Vert skating legend Tony Hawk has risen to the edge of superstardom, flying under the sails (and sales) of his popular Trick Tips videos and Secret Skate Park Tour series. Though subject of controversy and fierce opinions, the world champ is undeniably one of the greatest names in the sport, and his DVD’s continue to be highly coveted as well as fiercely defended from critics.

Making skateboard videos is equally the province of amateurs and professionals, who capture with varying degrees of skill skateboard efforts which are also of different levels of skill. A truly compelling video will combine step-by-step instruction with gravity-defying courage and a little humor.

Skateboard videos are consistently among the most viewed entries on sharing sites such as Blip.tv and Vimeo. And no wonder; for action, drama and pure bellylaughs, few sights captured by camera can offer so much as footage of the skater in his natural habitat.

Mar 04

Skateboard Video Clips

Skateboarders are known for many qualities-bravery, independence, a lack of concern for the laws of society and physics-but literacy is not necessarily one of them. While some skaters doubtless make a trick of speed-reading Moby Dick while grinding the library stair rails, the printed page is not always up to the nuts-and-bolts task of teaching the noob how to rock the next “ollie impossible.”

No mere description of suicidal insanity can make the jaw and stomach drop with amazement at how little some experts value intact bones. For the true visceral experience, skateboard video clips bring every sight and sound of a mind-blowing ordinary afternoon in the white-knuckle life of the celebrity skater.

At 30 frames per second, if a picture is worth a thousand words, each second of video is practically a book. Any expert, no matter how inarticulate in speech, can use a camera and a simple editor to convey at variable speeds exactly how they make the magic happen.

Skateboard video clips are able to show what words all too often fail to describe: the delicate nuances of timing and execution that make the difference between being slick and being slammed.

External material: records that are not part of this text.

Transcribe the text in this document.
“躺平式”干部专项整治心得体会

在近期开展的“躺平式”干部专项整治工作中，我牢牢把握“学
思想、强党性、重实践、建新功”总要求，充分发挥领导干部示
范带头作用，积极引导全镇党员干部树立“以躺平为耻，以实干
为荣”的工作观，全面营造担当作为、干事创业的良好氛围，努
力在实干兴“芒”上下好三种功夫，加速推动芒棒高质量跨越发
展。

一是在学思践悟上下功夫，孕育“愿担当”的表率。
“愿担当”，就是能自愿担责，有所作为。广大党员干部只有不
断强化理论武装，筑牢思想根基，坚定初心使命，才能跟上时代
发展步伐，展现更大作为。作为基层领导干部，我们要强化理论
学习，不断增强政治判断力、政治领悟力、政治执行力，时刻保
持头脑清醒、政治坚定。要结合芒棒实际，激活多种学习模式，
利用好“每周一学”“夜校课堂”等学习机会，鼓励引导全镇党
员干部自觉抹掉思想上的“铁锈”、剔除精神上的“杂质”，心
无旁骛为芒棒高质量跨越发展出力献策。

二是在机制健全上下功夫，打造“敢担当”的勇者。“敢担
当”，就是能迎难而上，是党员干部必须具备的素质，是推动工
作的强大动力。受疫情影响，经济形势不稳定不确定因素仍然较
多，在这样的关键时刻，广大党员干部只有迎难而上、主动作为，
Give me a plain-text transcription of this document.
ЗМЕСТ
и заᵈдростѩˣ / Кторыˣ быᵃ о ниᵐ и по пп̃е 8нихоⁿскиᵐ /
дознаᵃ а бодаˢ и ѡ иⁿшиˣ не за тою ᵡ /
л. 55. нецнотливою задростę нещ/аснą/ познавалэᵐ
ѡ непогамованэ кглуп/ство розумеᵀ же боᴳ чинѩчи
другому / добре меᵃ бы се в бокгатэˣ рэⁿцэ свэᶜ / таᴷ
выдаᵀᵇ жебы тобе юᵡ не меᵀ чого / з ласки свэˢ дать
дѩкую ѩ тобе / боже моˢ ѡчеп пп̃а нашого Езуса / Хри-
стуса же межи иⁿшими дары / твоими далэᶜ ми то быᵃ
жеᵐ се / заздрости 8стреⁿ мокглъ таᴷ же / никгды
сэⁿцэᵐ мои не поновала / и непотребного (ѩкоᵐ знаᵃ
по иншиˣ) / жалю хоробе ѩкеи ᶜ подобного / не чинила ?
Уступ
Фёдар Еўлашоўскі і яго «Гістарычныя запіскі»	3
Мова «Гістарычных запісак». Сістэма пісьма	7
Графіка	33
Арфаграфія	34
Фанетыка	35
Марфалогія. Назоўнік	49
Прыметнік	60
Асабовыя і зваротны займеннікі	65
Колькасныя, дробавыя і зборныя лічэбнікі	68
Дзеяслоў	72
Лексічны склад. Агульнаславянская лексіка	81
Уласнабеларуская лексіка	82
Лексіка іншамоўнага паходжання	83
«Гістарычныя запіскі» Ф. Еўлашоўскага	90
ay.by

The first video recordings of skateboard teams appeared with the advent of the VCR in the 1980’s. The new medium revolutionized the sport, and also standardized it to a certain extent. Skate teams emerged to take advantage of the growing star power potential in what had previously been an underground, solo sport. The most important of these was the Bones Brigade, featuring such icons as Stacey Peralta and Mike McGill.

Skateboarding came into the sporting mainstream during the nineties, when cable TV companies began scrambling for content to fill the sudden programming gaps between standbys like auto racing and tennis. ESPN led the way, sponsoring the historic X-games in 1995, followed trendy stations like MTV.

A new phenomenon emerged: spectator-driven skateboarding, exposing the sport to armchair enthusiasts who didn’t know an ollie from a kickflip…but sat on the edge of their seats waiting for a fancy trick to go wrong.

The new celebrity skaters had a rougher road than conventional athletes, battling the volatile ride to stardom while executing never-before imagined flying feats and making tremendous personal sacrifices for the sport.

A generation of soon-to-be hardcore kids took to the streets, empowered with a repertoire of concrete-thumping moves hammered out by old-schoolers, at a high price in broken bones the young neophytes only had to wince at.

The vert skater in particular has been a perpetually endangered species, in a skateboard world increasingly dominated by the urban landscape crowd. Legends like Tony Hawk, who could sail the half-pipe with ease, have struggled personally as well as professionally with the shifting fortunes of a sport which had not yet found its destiny.

Today, video skating is finding a cozy home among some of the most popular titles on sharing sites like YouTube and DailyMotion. Predictably, the amateur wipeout variety consistently outperforms the instructional skateboard video clips. The future of skateboarding as a spectator sport may owe more to the hapless slam victim than the pro making it look all too easy.